L’utilisation d’un compresseur caché semble peu probable vu le type de réglages qu’il impliquerait en fonction de l’audio proposé et la latence induite. Alors, oscillo/enveloppe supplémentaires invisibles ? Échantillons de sons percussifs mixés au signal d’origine ? Je ne peux rien affirmer, mais le procédé me semble pour le moins étrange : pourquoi ne pas proposer dès le départ des enveloppes rapides (de nombreux éditeurs le font), avec maîtrise du musicien sur leur programmation au lieu d’un phénomène inexpliqué donnant l’impression de rajouter des harmoniques aigus au son sans autre possibilité d’action que de passer de On à Off… Me restait en mémoire, point de vue déception, le souvenir d’un Paz (analyseur de signal de l’éditeur) dont la fréquence analysée/reconnue n’était plus la même selon la fréquence d’échantillonnage utilisée, mais là, on atteint quand même une certaine limite dans la façon de procéder, en tout cas pour moi quasiment rédhibitoire…
Bilan
D’abord les points positifs de l’instrument : ergonomie bien conçue, tout est sous les yeux et la main, pas de multipage, on accède directement et simplement aux réglages souhaités. Même chose pour l’automation ou l’assignation des contrôleurs Midi, effectuées d’un simple clic droit. Les oscillos disposent de suffisamment de fonctions pour dépasser leur configuration de base, et la fonction Sine Mod est très intéressante, tout comme le Shape des enveloppes, original et réussi. Filtres, EQ et arpégiateur (même s’il manque une fonction Tie) sont eux aussi, sinon décapants, en tout cas efficaces.
Mais le manque de personnalité du son, la matrice sous-dimensionnée, les effets pas à la hauteur (un seul réglage pour les Chorus, Reverb, la disto et le Crusher n’ont pas grand intérêt), les lacunes de l’arpégiateur (pas de fonction Tie, par exemple), le comportement parfois étrange de la section oscillos/Sub/etc., le filtre sans grand caractère ont tendance à passer au-dessus des qualités, à plus forte raison si l’on y ajoute le bidouillage incompréhensible de la fonction Punch.
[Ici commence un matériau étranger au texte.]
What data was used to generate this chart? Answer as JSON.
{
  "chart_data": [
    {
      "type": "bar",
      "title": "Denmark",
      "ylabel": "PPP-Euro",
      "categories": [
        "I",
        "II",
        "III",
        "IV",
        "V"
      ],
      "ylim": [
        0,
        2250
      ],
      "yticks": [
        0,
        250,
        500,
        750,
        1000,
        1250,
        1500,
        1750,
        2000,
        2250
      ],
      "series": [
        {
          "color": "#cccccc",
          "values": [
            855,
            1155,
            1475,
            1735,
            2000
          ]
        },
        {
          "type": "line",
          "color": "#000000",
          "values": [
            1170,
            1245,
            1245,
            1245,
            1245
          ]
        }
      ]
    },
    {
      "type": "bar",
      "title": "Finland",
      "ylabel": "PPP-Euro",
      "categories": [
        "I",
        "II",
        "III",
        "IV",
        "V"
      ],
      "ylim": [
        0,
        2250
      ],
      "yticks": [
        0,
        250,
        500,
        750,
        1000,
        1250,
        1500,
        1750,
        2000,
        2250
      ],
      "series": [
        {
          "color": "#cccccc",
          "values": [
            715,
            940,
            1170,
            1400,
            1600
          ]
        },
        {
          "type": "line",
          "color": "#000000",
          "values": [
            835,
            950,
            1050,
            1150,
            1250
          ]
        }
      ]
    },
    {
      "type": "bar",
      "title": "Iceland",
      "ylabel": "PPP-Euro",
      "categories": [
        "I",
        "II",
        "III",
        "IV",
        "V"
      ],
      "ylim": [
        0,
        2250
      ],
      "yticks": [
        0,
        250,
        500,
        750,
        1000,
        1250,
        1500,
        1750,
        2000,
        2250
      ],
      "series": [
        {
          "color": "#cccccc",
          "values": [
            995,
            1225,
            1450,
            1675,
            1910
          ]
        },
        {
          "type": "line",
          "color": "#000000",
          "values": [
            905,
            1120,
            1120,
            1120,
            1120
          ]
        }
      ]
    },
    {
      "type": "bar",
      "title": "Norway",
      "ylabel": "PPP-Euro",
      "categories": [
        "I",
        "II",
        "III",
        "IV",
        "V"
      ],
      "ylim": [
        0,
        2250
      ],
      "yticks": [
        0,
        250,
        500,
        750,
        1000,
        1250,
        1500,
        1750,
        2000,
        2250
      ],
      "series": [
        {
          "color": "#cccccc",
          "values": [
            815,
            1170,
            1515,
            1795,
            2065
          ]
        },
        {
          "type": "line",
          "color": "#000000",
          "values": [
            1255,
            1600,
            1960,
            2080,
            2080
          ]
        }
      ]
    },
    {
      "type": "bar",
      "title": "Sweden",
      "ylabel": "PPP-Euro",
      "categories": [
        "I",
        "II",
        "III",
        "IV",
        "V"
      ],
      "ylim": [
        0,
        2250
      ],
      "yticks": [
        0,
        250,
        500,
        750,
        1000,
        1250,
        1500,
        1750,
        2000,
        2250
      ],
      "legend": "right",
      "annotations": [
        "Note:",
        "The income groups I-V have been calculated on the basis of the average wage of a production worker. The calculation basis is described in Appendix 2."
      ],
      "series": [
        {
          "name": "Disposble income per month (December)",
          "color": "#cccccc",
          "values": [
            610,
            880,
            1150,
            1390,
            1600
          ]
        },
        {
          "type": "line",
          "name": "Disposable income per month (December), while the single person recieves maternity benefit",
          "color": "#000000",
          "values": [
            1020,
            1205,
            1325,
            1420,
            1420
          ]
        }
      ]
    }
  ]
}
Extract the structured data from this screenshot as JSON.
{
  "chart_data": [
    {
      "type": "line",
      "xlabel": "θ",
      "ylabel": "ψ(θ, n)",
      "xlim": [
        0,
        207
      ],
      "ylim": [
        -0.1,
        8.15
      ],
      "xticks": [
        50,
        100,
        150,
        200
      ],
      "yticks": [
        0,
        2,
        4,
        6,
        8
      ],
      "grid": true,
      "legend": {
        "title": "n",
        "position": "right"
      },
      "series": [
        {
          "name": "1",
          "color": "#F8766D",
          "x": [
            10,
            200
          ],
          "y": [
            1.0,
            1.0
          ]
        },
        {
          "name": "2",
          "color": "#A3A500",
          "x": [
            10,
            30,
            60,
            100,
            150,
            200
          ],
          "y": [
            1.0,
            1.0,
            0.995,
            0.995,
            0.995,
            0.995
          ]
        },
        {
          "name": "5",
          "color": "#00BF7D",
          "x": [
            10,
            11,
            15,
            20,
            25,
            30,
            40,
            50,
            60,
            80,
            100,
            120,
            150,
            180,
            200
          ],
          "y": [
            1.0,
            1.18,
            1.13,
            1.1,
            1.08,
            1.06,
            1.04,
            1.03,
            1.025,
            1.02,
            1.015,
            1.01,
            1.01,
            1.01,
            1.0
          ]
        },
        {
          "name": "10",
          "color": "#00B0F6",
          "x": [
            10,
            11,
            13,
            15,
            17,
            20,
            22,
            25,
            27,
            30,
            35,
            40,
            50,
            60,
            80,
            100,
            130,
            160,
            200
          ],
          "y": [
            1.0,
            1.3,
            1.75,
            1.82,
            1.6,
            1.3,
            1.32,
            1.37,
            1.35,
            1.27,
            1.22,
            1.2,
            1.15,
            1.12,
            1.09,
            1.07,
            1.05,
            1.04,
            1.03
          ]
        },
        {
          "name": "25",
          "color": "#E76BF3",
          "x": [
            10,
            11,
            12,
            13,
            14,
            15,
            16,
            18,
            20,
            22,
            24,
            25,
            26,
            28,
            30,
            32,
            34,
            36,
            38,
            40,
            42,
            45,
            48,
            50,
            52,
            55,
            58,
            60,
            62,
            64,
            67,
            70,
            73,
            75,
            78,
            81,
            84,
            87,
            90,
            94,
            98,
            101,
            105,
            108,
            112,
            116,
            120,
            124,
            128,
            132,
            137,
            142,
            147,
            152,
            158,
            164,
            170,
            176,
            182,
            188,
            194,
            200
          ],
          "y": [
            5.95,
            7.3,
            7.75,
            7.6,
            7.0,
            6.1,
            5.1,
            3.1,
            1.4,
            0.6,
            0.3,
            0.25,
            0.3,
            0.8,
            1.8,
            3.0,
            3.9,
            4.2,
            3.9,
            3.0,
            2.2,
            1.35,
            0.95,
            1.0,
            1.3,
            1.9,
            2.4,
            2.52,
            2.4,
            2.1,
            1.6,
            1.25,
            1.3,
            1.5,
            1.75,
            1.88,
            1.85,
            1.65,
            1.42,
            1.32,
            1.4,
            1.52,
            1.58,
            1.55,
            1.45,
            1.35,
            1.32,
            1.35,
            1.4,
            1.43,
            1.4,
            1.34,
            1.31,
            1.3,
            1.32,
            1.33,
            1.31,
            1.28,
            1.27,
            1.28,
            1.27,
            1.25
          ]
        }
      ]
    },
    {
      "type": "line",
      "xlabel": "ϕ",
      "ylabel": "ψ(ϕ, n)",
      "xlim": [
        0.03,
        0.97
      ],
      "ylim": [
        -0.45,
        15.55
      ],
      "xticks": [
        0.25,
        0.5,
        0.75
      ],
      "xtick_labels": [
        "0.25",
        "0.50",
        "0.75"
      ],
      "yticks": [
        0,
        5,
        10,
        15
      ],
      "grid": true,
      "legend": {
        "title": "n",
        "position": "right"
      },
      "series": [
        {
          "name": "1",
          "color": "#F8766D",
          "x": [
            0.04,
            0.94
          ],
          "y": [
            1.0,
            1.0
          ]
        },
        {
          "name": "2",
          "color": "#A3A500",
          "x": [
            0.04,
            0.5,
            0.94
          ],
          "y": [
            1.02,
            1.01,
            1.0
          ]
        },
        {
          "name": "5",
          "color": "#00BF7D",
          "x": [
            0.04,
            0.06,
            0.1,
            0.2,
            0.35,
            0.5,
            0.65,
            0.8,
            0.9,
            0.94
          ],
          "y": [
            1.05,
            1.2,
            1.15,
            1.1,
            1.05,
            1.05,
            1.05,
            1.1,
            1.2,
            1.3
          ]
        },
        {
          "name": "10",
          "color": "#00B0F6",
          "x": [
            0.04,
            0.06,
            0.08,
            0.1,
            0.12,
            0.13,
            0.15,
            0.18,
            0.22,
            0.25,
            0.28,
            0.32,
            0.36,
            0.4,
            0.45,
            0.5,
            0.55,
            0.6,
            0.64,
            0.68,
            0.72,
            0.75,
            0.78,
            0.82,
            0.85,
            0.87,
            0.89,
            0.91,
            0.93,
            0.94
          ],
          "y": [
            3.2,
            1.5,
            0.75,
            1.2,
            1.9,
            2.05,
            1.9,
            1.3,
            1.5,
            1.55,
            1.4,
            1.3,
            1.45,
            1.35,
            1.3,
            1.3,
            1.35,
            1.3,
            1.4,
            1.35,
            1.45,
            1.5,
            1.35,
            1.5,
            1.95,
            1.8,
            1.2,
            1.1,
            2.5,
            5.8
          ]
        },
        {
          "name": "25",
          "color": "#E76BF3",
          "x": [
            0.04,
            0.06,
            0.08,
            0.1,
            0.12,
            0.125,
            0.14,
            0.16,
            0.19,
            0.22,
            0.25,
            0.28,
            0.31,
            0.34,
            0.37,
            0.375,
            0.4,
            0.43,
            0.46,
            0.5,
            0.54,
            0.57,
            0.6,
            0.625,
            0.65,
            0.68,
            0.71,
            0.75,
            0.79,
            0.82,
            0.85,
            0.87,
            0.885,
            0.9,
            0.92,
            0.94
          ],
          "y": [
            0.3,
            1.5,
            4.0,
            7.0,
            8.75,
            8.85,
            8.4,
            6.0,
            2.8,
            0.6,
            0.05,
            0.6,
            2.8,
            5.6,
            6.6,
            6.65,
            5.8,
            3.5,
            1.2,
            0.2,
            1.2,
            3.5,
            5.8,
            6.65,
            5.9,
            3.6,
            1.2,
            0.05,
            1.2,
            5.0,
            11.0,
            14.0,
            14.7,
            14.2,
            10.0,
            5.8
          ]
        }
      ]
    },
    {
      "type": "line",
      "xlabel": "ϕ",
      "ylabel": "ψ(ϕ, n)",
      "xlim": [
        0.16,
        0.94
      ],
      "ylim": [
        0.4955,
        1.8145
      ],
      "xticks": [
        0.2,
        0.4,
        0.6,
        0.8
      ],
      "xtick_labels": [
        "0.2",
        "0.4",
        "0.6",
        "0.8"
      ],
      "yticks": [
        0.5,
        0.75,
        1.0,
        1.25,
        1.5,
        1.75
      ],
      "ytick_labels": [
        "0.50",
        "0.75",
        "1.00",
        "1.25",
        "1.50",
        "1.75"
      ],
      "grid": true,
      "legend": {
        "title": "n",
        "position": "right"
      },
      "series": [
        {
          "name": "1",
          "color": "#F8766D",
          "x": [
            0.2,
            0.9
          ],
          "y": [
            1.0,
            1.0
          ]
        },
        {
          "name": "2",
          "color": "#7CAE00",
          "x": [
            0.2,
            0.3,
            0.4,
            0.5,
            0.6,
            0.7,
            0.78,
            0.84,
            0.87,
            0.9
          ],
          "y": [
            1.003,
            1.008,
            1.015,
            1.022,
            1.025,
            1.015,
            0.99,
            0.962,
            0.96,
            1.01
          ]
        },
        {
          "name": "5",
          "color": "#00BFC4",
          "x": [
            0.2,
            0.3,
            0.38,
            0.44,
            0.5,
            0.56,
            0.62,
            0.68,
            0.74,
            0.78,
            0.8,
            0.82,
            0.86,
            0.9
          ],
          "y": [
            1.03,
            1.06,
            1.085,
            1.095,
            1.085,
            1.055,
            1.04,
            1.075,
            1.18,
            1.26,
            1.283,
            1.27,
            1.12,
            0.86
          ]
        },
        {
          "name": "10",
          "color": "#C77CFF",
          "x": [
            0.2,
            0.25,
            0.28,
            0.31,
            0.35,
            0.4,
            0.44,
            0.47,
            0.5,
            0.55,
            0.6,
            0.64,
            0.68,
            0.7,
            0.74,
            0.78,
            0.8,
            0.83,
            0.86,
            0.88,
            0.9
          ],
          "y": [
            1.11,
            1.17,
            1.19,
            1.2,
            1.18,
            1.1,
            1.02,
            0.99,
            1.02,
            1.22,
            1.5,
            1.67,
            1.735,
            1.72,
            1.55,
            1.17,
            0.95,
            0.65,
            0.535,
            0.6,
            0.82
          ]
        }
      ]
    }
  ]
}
À bientôt 200 dollars le logiciel, il y a bien d’autres synthés dans cette gamme de prix au son et aux performances bien supérieurs, sans compter la dimension « innovation » ici quasi inexistante. On peut télécharger une démo (même si la procédure est un peu longue) afin de se faire une idée. Bref, autant Waves a montré une expertise incontestable dans le domaine des effets, depuis ses débuts jusqu’à son virage vers l’émulation de racks et modules de traitements vintage, autant son premier pas dans le domaine de la synthèse me semble peu concluant.